What do cuts mean to child care? Behind the headlines


Q. Why did the county commissioners lower the eligibility threshold for the child-care assistance program last Monday? What will the cuts mean to the program, i.e., how much money will be saved because of the cuts?

A. Routt County receives about $295,000 from state and federal funds to finance Early Childhood Care and Education (ECCE) for eligible residents of Routt County. (Please note, there is a difference between child care and early childhood care and education. Child care is an important piece of ECCE, but ECCE wants to address early childhood brain development, too.) To leverage these funds the commissioners must provide a local match of at least $22,000, for a total of $317,000 to fund ECCE. At the current eligibility threshold of 225 percent of the Federal Income Guidelines (FIG), I estimate we will spend $430,000 in the next 12 months. The threshold was lowered to address this $113,000 shortfall. The cuts will save at least $55,000, leaving a shortfall of about $58,000 for one year during this transition.

Q. Why do we have a shortage in funds for the Colorado Child Care Assistance Program? Why has the cost of child care risen? Why are there more families in the county asking for assistance?

A. This shortfall is a symptom of a much larger social change occurring nationwide. Major causal forces driving this change are the increase in the number of families that can't afford to have one parent stay home to educate preschool children; early childhood brain research that indicates as much as 80 percent of the cognitive, social and behavioral development of the brain happens before children enter kindergarten; and welfare reform that began in 1996 and moves families from lifelong public assistance to self-sufficiency in 60 months. Over the past 10 years this department's early childhood program has grown from 19 families with 30 children, costing $80,000 per year, to our current caseload of 54 families with 86 children, costing $430,000 per year.

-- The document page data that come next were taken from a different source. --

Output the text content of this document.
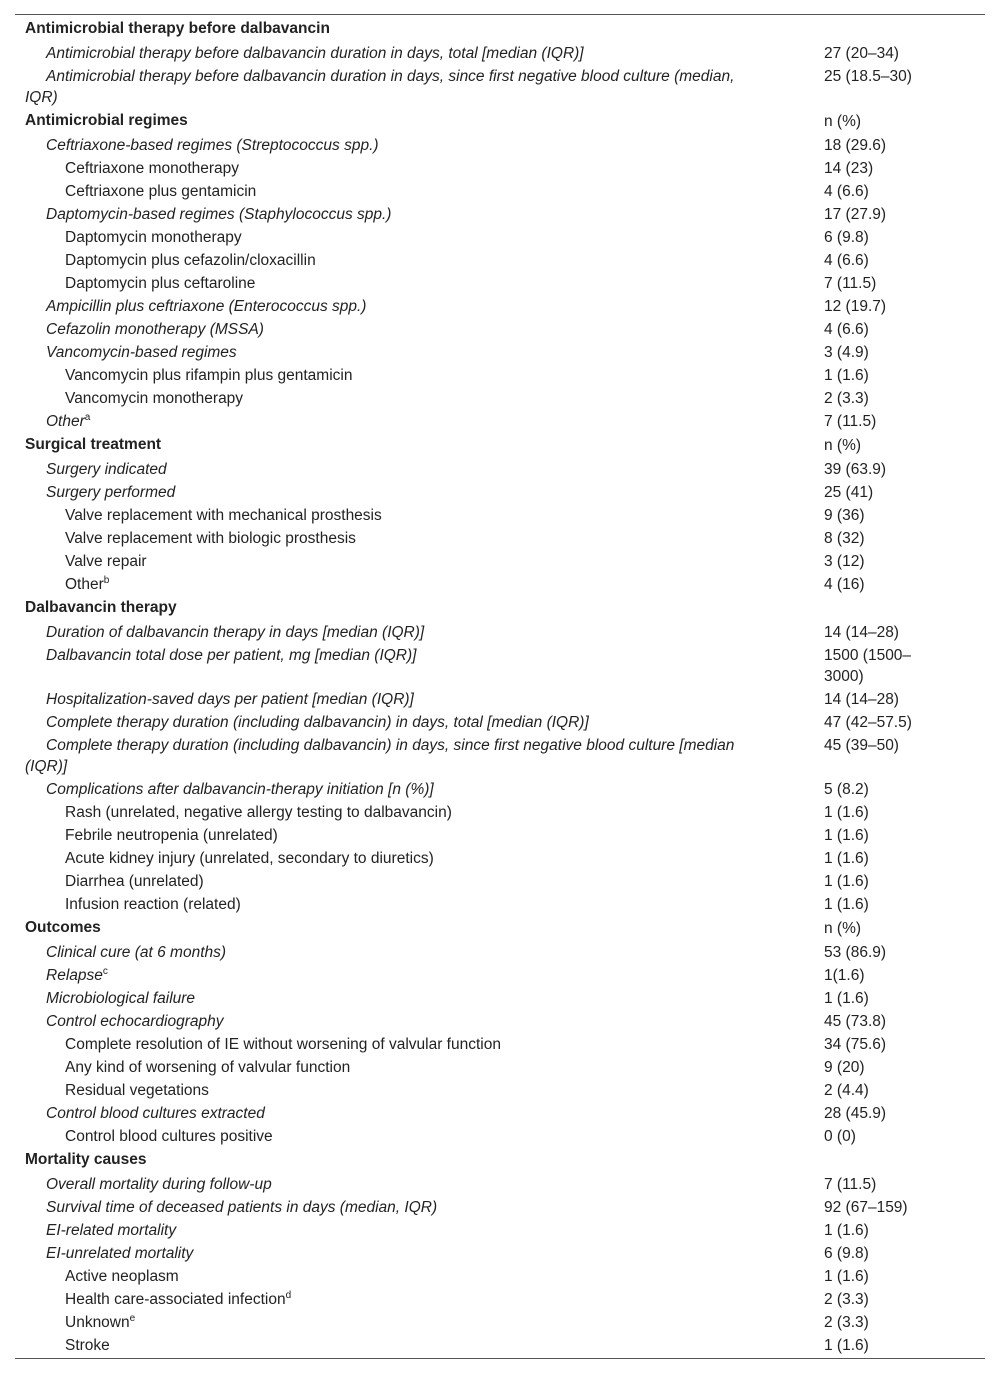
Antimicrobial therapy before dalbavancin
Antimicrobial therapy before dalbavancin duration in days, total [median (IQR)]	27 (20–34)
Antimicrobial therapy before dalbavancin duration in days, since first negative blood culture (median, IQR)
25 (18.5–30)
Antimicrobial regimes	n (%)
Ceftriaxone-based regimes (Streptococcus spp.)	18 (29.6)
Ceftriaxone monotherapy	14 (23)
Ceftriaxone plus gentamicin	4 (6.6)
Daptomycin-based regimes (Staphylococcus spp.)	17 (27.9)
Daptomycin monotherapy	6 (9.8)
Daptomycin plus cefazolin/cloxacillin	4 (6.6)
Daptomycin plus ceftaroline	7 (11.5)
Ampicillin plus ceftriaxone (Enterococcus spp.)	12 (19.7)
Cefazolin monotherapy (MSSA)	4 (6.6)
Vancomycin-based regimes	3 (4.9)
Vancomycin plus rifampin plus gentamicin	1 (1.6)
Vancomycin monotherapy	2 (3.3)
Other$^a$	7 (11.5)
Surgical treatment	n (%)
Surgery indicated	39 (63.9)
Surgery performed	25 (41)
Valve replacement with mechanical prosthesis	9 (36)
Valve replacement with biologic prosthesis	8 (32)
Valve repair	3 (12)
Other$^b$	4 (16)
Dalbavancin therapy
Duration of dalbavancin therapy in days [median (IQR)]	14 (14–28)
Dalbavancin total dose per patient, mg [median (IQR)]	1500 (1500–3000)
Hospitalization-saved days per patient [median (IQR)]	14 (14–28)
Complete therapy duration (including dalbavancin) in days, total [median (IQR)]	47 (42–57.5)
Complete therapy duration (including dalbavancin) in days, since first negative blood culture [median (IQR)]
45 (39–50)
Complications after dalbavancin-therapy initiation [n (%)]	5 (8.2)
Rash (unrelated, negative allergy testing to dalbavancin)	1 (1.6)
Febrile neutropenia (unrelated)	1 (1.6)
Acute kidney injury (unrelated, secondary to diuretics)	1 (1.6)
Diarrhea (unrelated)	1 (1.6)
Infusion reaction (related)	1 (1.6)
Outcomes	n (%)
Clinical cure (at 6 months)	53 (86.9)
Relapse$^c$	1(1.6)
Microbiological failure	1 (1.6)
Control echocardiography	45 (73.8)
Complete resolution of IE without worsening of valvular function	34 (75.6)
Any kind of worsening of valvular function	9 (20)
Residual vegetations	2 (4.4)
Control blood cultures extracted	28 (45.9)
Control blood cultures positive	0 (0)
Mortality causes
Overall mortality during follow-up	7 (11.5)
Survival time of deceased patients in days (median, IQR)	92 (67–159)
EI-related mortality	1 (1.6)
EI-unrelated mortality	6 (9.8)
Active neoplasm	1 (1.6)
Health care-associated infection$^d$	2 (3.3)
Unknown$^e$	2 (3.3)
Stroke	1 (1.6)
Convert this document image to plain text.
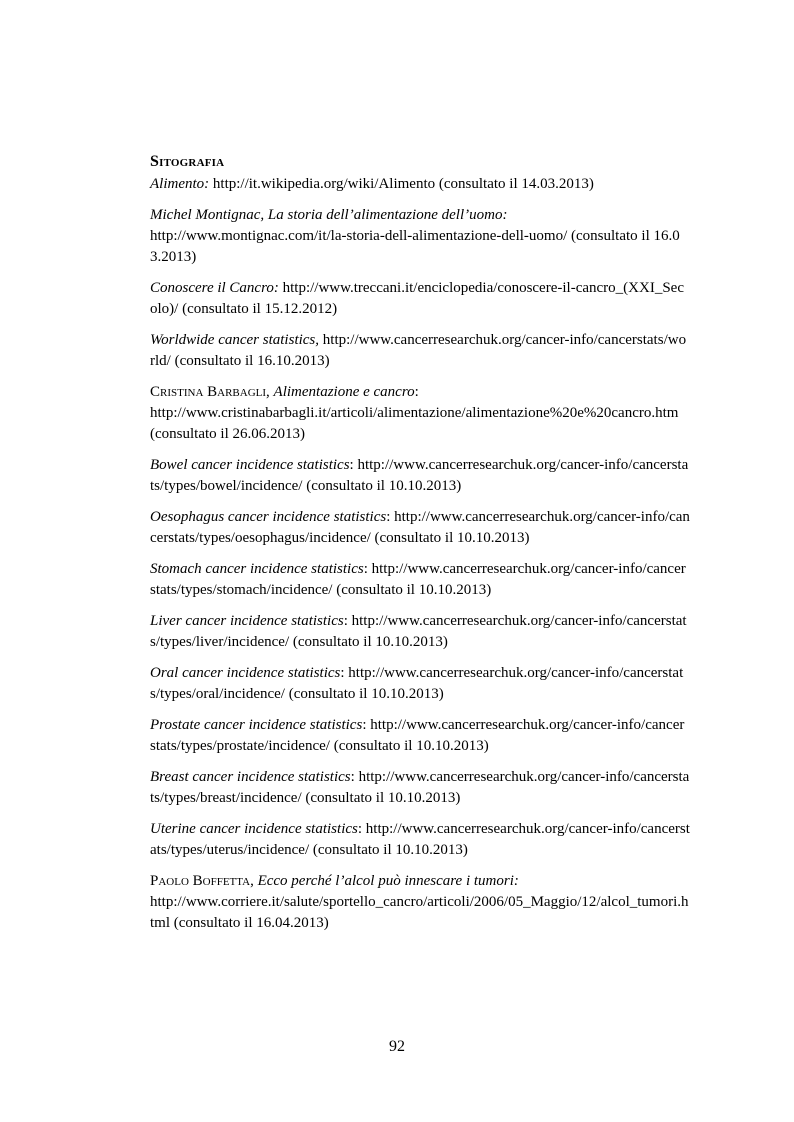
Sitografia

Alimento: http://it.wikipedia.org/wiki/Alimento (consultato il 14.03.2013)

Michel Montignac, La storia dell’alimentazione dell’uomo:
http://www.montignac.com/it/la-storia-dell-alimentazione-dell-uomo/ (consultato il 16.03.2013)

Conoscere il Cancro: http://www.treccani.it/enciclopedia/conoscere-il-cancro_(XXI_Secolo)/ (consultato il 15.12.2012)

Worldwide cancer statistics, http://www.cancerresearchuk.org/cancer-info/cancerstats/world/ (consultato il 16.10.2013)

Cristina Barbagli, Alimentazione e cancro:
http://www.cristinabarbagli.it/articoli/alimentazione/alimentazione%20e%20cancro.htm (consultato il 26.06.2013)

Bowel cancer incidence statistics: http://www.cancerresearchuk.org/cancer-info/cancerstats/types/bowel/incidence/ (consultato il 10.10.2013)

Oesophagus cancer incidence statistics: http://www.cancerresearchuk.org/cancer-info/cancerstats/types/oesophagus/incidence/ (consultato il 10.10.2013)

Stomach cancer incidence statistics: http://www.cancerresearchuk.org/cancer-info/cancerstats/types/stomach/incidence/ (consultato il 10.10.2013)

Liver cancer incidence statistics: http://www.cancerresearchuk.org/cancer-info/cancerstats/types/liver/incidence/ (consultato il 10.10.2013)

Oral cancer incidence statistics: http://www.cancerresearchuk.org/cancer-info/cancerstats/types/oral/incidence/ (consultato il 10.10.2013)

Prostate cancer incidence statistics: http://www.cancerresearchuk.org/cancer-info/cancerstats/types/prostate/incidence/ (consultato il 10.10.2013)

Breast cancer incidence statistics: http://www.cancerresearchuk.org/cancer-info/cancerstats/types/breast/incidence/ (consultato il 10.10.2013)

Uterine cancer incidence statistics: http://www.cancerresearchuk.org/cancer-info/cancerstats/types/uterus/incidence/ (consultato il 10.10.2013)

Paolo Boffetta, Ecco perché l’alcol può innescare i tumori:
http://www.corriere.it/salute/sportello_cancro/articoli/2006/05_Maggio/12/alcol_tumori.html (consultato il 16.04.2013)

92
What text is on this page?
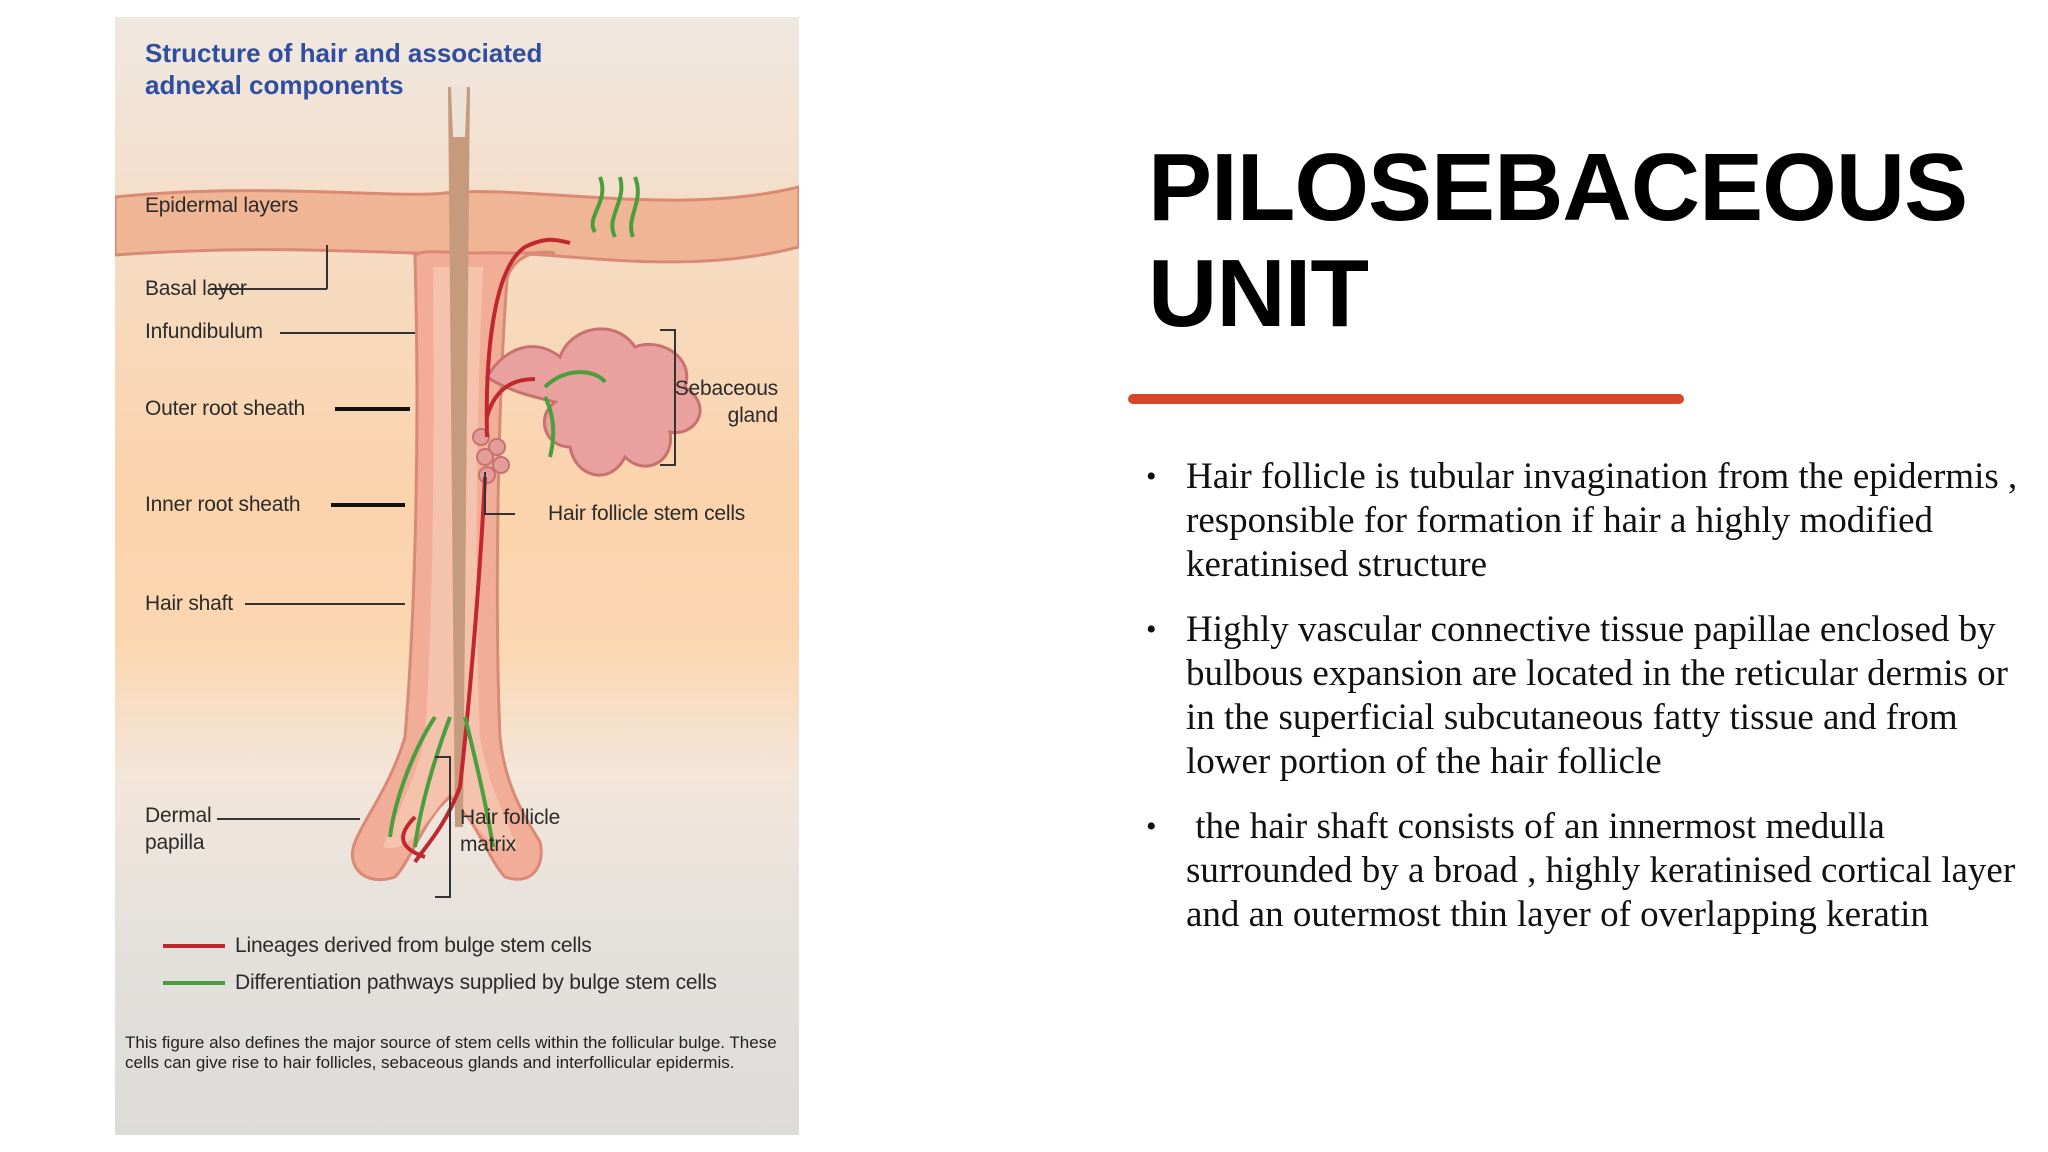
Structure of hair and associated
adnexal components
Epidermal layers
Basal layer
Infundibulum
Outer root sheath
Inner root sheath
Hair shaft
Dermal
papilla
Sebaceous
gland
Hair follicle stem cells
Hair follicle
matrix
Lineages derived from bulge stem cells
Differentiation pathways supplied by bulge stem cells
This figure also defines the major source of stem cells within the follicular bulge. These cells can give rise to hair follicles, sebaceous glands and interfollicular epidermis.
PILOSEBACEOUS
UNIT
• Hair follicle is tubular invagination from the epidermis , responsible for formation if hair a highly modified keratinised structure
• Highly vascular connective tissue papillae enclosed by bulbous expansion are located in the reticular dermis or in the superficial subcutaneous fatty tissue and from lower portion of the hair follicle
• the hair shaft consists of an innermost medulla surrounded by a broad , highly keratinised cortical layer and an outermost thin layer of overlapping keratin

ECCE providers have learned the value of quality early child education programs. Quality increases cost, and as providers develop better management skills they are pricing their product accordingly. In 1993 the average cost of care in Routt County was $17 per day, or $350 per month per child. Today, some providers are charging $44 per day, which amounts to more than $900 per child per month.

Q. How will these cuts affect parents in the community? Have you heard parents who are losing assistance talk about what they're going to do?

A. We don't know for sure yet. Most young working parents don't have any "pretty" choices. Some may have to move, some may seek cheaper care with a resulting loss of quality and possible child welfare concerns. Two-parent families have some choices, but single working parents may be faced with giving up their jobs and going on welfare.

Q. How is Routt County different from other counties in terms of child-care costs or affordability?

A. Our cost of living is higher than some Colorado counties, but all counties are dealing with this issue. Eagle has been forced to lower its eligibility threshold to 130 percent of the FIG. Our neighbors Moffat and Grand counties are both at 177 percent. Routt County commissioners value parental choice, no waiting lists and paying full private rates. Some counties have wait lists, preferred providers and expect courtesy discounts. Routt County also enjoys the huge advantage of having a diverse, community-based advisory board, First Impressions, which helps us create solutions to the many dilemmas facing ECCE.

Q. Could these cuts, which are designed to save the county money, end up costing the county and state more money if families have to quit their jobs to take care of their children and start relying on welfare?

A. Great question. This is clearly a "pay me a little bit now or pay me a lot later" problem. I can't quantify the dollars, but costs will increase in two areas. The primary increase involves the direct benefit of quality ECCE during the highly formative preschool years. The early years are the learning years. Socially we benefit from children who receive quality ECCE at home or through quality providers in terms of better preparation to succeed in K-12 public schools, less child abuse and neglect, less juvenile delinquency and more productive adults. The other area we touched on in question No. 3. Some families may choose to give up their jobs and go on welfare. I believe that long-term costs to society will be less if we help low-income working families along their journey to self-sufficiency.

Q. Could the eligibility threshold ever increase again? What sort of action (i.e. taxes, grants, etc.) would it take to do that?

A. The trend for public funding is downward. Until we have a national policy that values ECCE we will need to rely on local solutions. In the short run, I see hope for increased scholarships from partners such as United Way, Human Resource Coalition, and the Yampa Valley Community Foundation. I also hope that more employers will pay a living wage and provide family-friendly benefits. Long term, we may have to get the voters to work with us to reform the ballot issue that failed in 2001. What other major issue can be truly fixed with the investment of $1 million annually?